Klebold understands now that underlying all of her son's agony was undiagnosed mental illness. Since the shooting, that illness has compounded, and continues to compound, in so many lives and families affected Dylan's actions. The tragedy has had a resounding emotional toll on the school's teachers and students, on the first responders to the scene, on the Columbine community at large and so many others; it's a pain that doesn't go away, she said.

"It's not just the one day; it's the ripples," Klebold said.

For years, Klebold dealt with the pain and humiliation as best she could while suffering from newfound bouts of depression and panic attacks. Slowly, she has felt herself shifting from a victim to a survivor as she undertakes mental health advocacy work.

Still, there is "always a piece of me that blames myself," she said. If she could go back and change things, Klebold said that first and foremost, she would try to make "an environment where he could talk, and I would just listen." Had she been a better listener, she believes Dylan would have been willing to share his internal strife, rather than bottle it up as he did.

"As parents, we believe it is our job to help our kids feel better," Klebold said. "I think our more important job is to just help them feel."

But, of course, things don't happen "in a vacuum," she said. Dylan had direct interactions with the criminal justice system, the school system and the health care system before the shooting, none of which seemed able to detect what he was planning.

Therein lies room for improvement, so long as those systems are willing to take mental health care reform more seriously, she said.

Klebold's own experiences do not exist in a vacuum either. Sitting in the front row for her presentation was state Sen.
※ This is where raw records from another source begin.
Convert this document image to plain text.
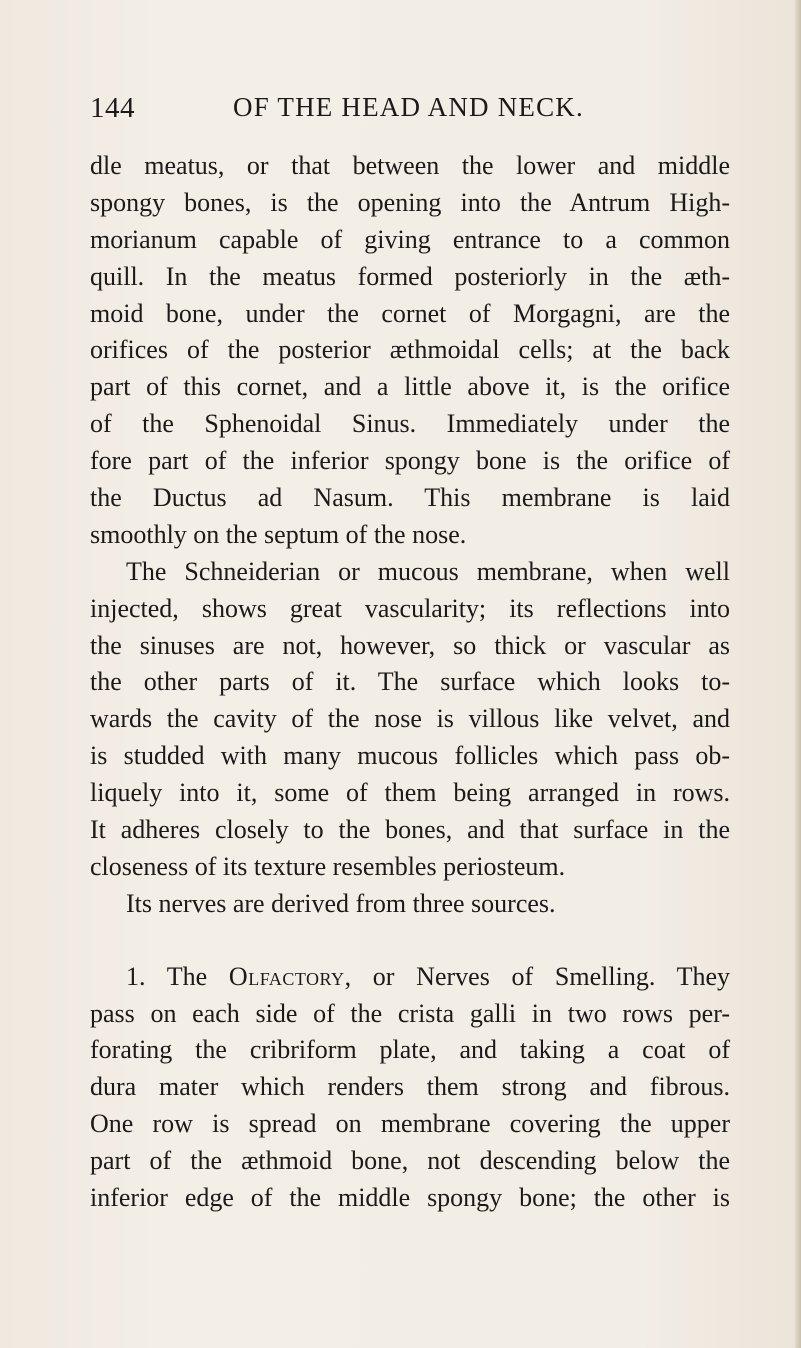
144	OF THE HEAD AND NECK.
dle meatus, or that between the lower and middle
spongy bones, is the opening into the Antrum High-
morianum capable of giving entrance to a common
quill. In the meatus formed posteriorly in the æth-
moid bone, under the cornet of Morgagni, are the
orifices of the posterior æthmoidal cells; at the back
part of this cornet, and a little above it, is the orifice
of the Sphenoidal Sinus. Immediately under the
fore part of the inferior spongy bone is the orifice of
the Ductus ad Nasum. This membrane is laid
smoothly on the septum of the nose.
The Schneiderian or mucous membrane, when well
injected, shows great vascularity; its reflections into
the sinuses are not, however, so thick or vascular as
the other parts of it. The surface which looks to-
wards the cavity of the nose is villous like velvet, and
is studded with many mucous follicles which pass ob-
liquely into it, some of them being arranged in rows.
It adheres closely to the bones, and that surface in the
closeness of its texture resembles periosteum.
Its nerves are derived from three sources.
1. The Olfactory, or Nerves of Smelling. They
pass on each side of the crista galli in two rows per-
forating the cribriform plate, and taking a coat of
dura mater which renders them strong and fibrous.
One row is spread on membrane covering the upper
part of the æthmoid bone, not descending below the
inferior edge of the middle spongy bone; the other is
R. Creigh Deeds, D-Bath, who suffered his own family tragedy in 2013 when his mentally ill son, Austin "Gus" Deeds, stabbed his father multiple times before taking his own life.

"It's incredibly difficult to try and make sense out of the senseless," Deeds said. "What she can talk about is our negligence with respect to the way we care for mental illness and those who have it, and our failure in the past to address that."

Deeds, an outspoken proponent of reforming the state's mental health care system, said mental illness often gets short shrift compared with other medical maladies, despite the fact that mental illness affects "nearly every family in some respect."

"More than 50 percent of people with problems go more than 10 years from the onset of those problems until they get treatment, and that's unacceptable," Deeds said. "We have to reduce the stigma and we also have to invest, as a nation and a state, in care for the mentally ill."